Shinobu: Meta-humour.
Laurence: What's that?
Shinobu: Ever watch a Warner Bros. cartoon?
Laurence: More than a few times.
Shinobu: Have you ever seen the one where throughout the entire cartoon, it's Daffy Duck being harassed by a pencil that keeps erasing things and drawing weirder things into existence?
Laurence: ...and it turns out that the the cartoonist behind it all is Bugs Bunny?
Shinobu: Yes, that one.
Laurence: What about it?
Shinobu: That's Meta.
Pauzer: *running around shaking his arms and legs, which have squirrels clamped to them* GET THE SQUIRRELS OFF, DAMMIT! SQUIRRELS DO NOT HUMOUR MAKE!!
Laurence: ...I see. ¬¬
Shinobu: We're in the middle of a bad Humour Meta-Fic. Might as well make the best of it.

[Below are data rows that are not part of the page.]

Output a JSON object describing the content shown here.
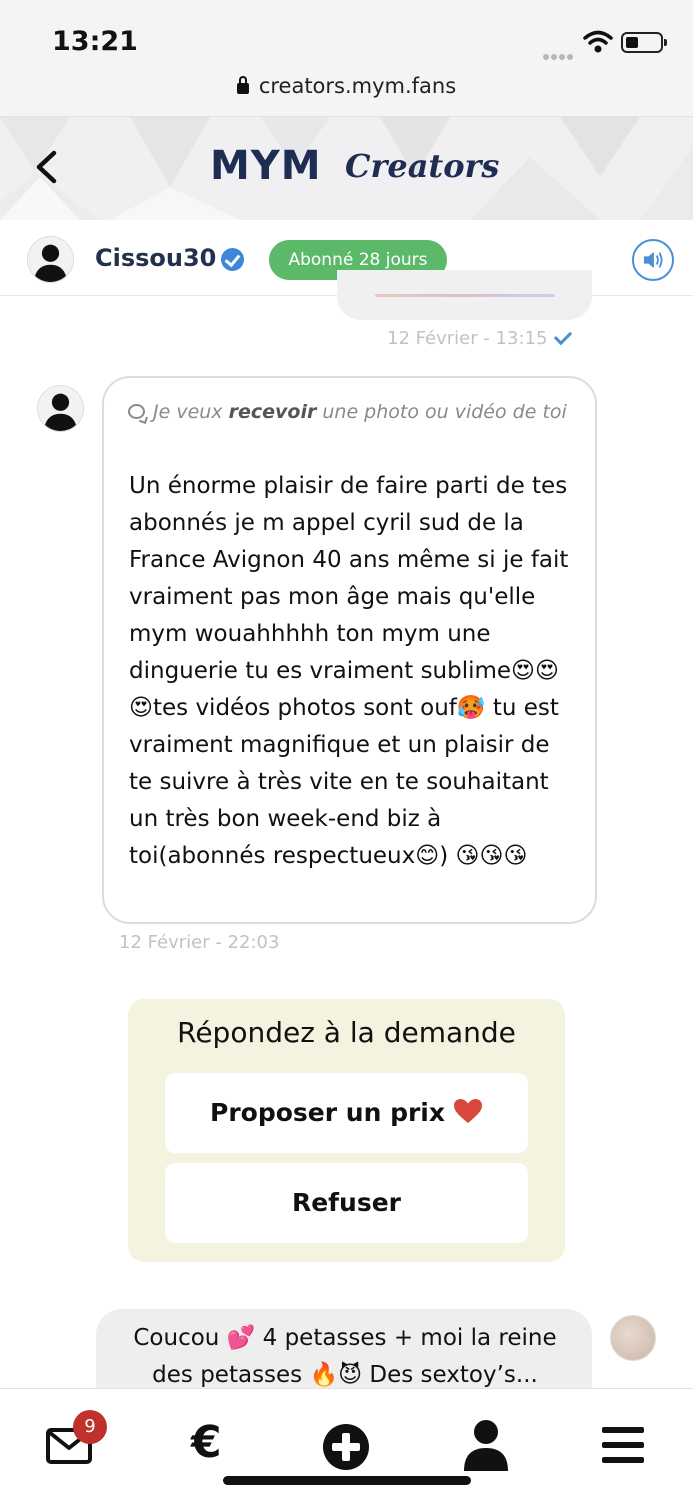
{
  "status_bar": {
    "time": "13:21"
  },
  "browser": {
    "url": "creators.mym.fans"
  },
  "header": {
    "logo_main": "MYM",
    "logo_sub": "Creators",
    "back_icon": "chevron-left-icon"
  },
  "profile": {
    "name": "Cissou30",
    "verified_icon": "verified-check-icon",
    "subscription_badge": "Abonné 28 jours",
    "sound_icon": "speaker-icon",
    "badge_color": "#5cb96a"
  },
  "chat": {
    "previous_timestamp": "12 Février - 13:15",
    "message": {
      "request_prefix": "Je veux ",
      "request_bold": "recevoir",
      "request_suffix": " une photo ou vidéo de toi",
      "text": "Un énorme plaisir de faire parti de tes abonnés je m appel cyril sud de la France Avignon 40 ans même si je fait vraiment pas mon âge mais qu'elle mym wouahhhhh ton mym une dinguerie tu es vraiment sublime😍😍😍tes vidéos photos sont ouf🥵 tu est vraiment magnifique et un plaisir de te suivre à très vite en te souhaitant un très bon week-end biz à toi(abonnés respectueux😊) 😘😘😘",
      "timestamp": "12 Février - 22:03"
    },
    "request_box": {
      "title": "Répondez à la demande",
      "propose_label": "Proposer un prix",
      "refuse_label": "Refuser",
      "heart_color": "#d9473f",
      "background": "#f3f3e0"
    },
    "next_message": {
      "text": "Coucou 💕 4 petasses + moi la reine des petasses 🔥😈 Des sextoy’s..."
    }
  },
  "bottom_nav": {
    "items": [
      "mail-icon",
      "euro-icon",
      "add-icon",
      "profile-icon",
      "menu-icon"
    ],
    "mail_badge": "9",
    "euro_label": "€",
    "badge_color": "#c0312b"
  }
}
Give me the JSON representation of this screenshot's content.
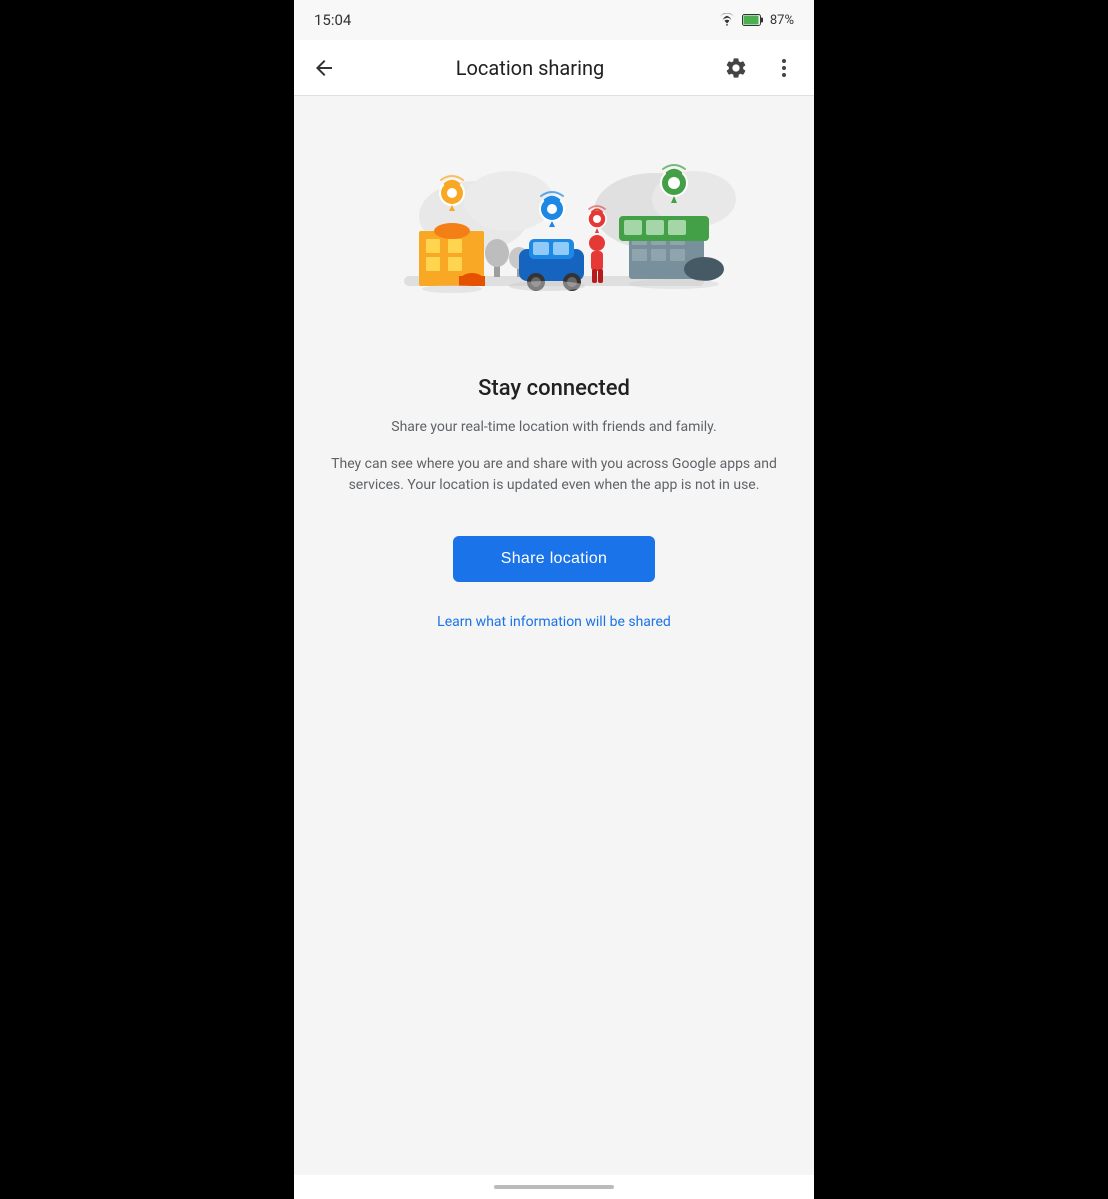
{
  "status_bar": {
    "time": "15:04",
    "battery_percent": "87%"
  },
  "app_bar": {
    "title": "Location sharing",
    "back_label": "Back",
    "settings_label": "Settings",
    "more_label": "More options"
  },
  "content": {
    "heading": "Stay connected",
    "description_1": "Share your real-time location with friends and family.",
    "description_2": "They can see where you are and share with you across Google apps and services. Your location is updated even when the app is not in use.",
    "share_button_label": "Share location",
    "learn_link_label": "Learn what information will be shared"
  }
}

Laurence: Hey, aren't you that blind mazoku general of Phibrizzo's?
Shinobu: Priestess, actually. But I prefer to think of myself as the City Mayor. Aren't you a big ball of angst that calls itself Lina Inverse's little brother?
Laurence: I prefer to think of myself as a SEXY BEAST. XD
Shinobu: *raising an eyebrow as she lifts a teacup* Well, somebody's forgotten that he's only twelve years old.
Laurence: *pouting* At least it's not shota-con.
Shinobu: Doesn't matter, really. Now that the current storyline's shifted from Great Humongous Angst to Wacky Humour, you're obsolete.
Laurence: Am not!
Shinobu: Are too.
Laurence: Well, if I am, you are too.
Shinobu: *sighs* I suppose you're right. *sips tea-cup* You know, she's had me in planning since before the Mirror Wars. It sort of sucks to be moved from concept space into story space, only to be made obsolete in, like, three posts.
Laurence: Agreed. On a related note, shall we shag now or later? *wriggles an eyebrow*
Shinobu: *raises an eyebrow* You do realize I'm a mazoku, right? As in, I don't reproduce sexually?
Laurence: Not in fanfiction! :D
Shinobu: Ah, yes, that's right. In fanfiction, everything can have sex. Even rocks.
Laurence: So...
Shinobu: No thanks. I think I'll just angst about my lack of exposure for a while.
Laurence: Damn. *short pause* Come to think of it, the 'blind villain' gig was done better by Rezo, wasn't it?
Shinobu: Shut up.
Laurence: Haha! Somebody's not an original idea~~!
Shinobu: Oh, right, as if being the younger sibling of a canon character wasn't already done to death.
Laurence: At least I'm not blind.
Shinobu: ...shut up.
Laurence: How is it that you've seen WB cartoons, anyway, if you're supposed to be blind? That doesn't make any sense.
Shinobu: *wagging a finger* That's...
Laurence: ..."a secret"? Dear God, is there no shred of originality in you at all?
Shinobu: ...I was going to say "That's simple to explain," but now I think I'll just let you rot with curiosity.
Laurence: Oh. Well, I don't care about it anyway. *crosses his arms* There.
Shinobu: Fine, fine, I'll tell you. It's to do with the Astral Plane.
Laurence: How so?
Shinobu: Mazoku exist on both the Material Plane and the Astral Plane. My form on the Material Plane is blind; my form on the Astral Plane is not. Thus, it's more like I'm blind in one eye and not in the other.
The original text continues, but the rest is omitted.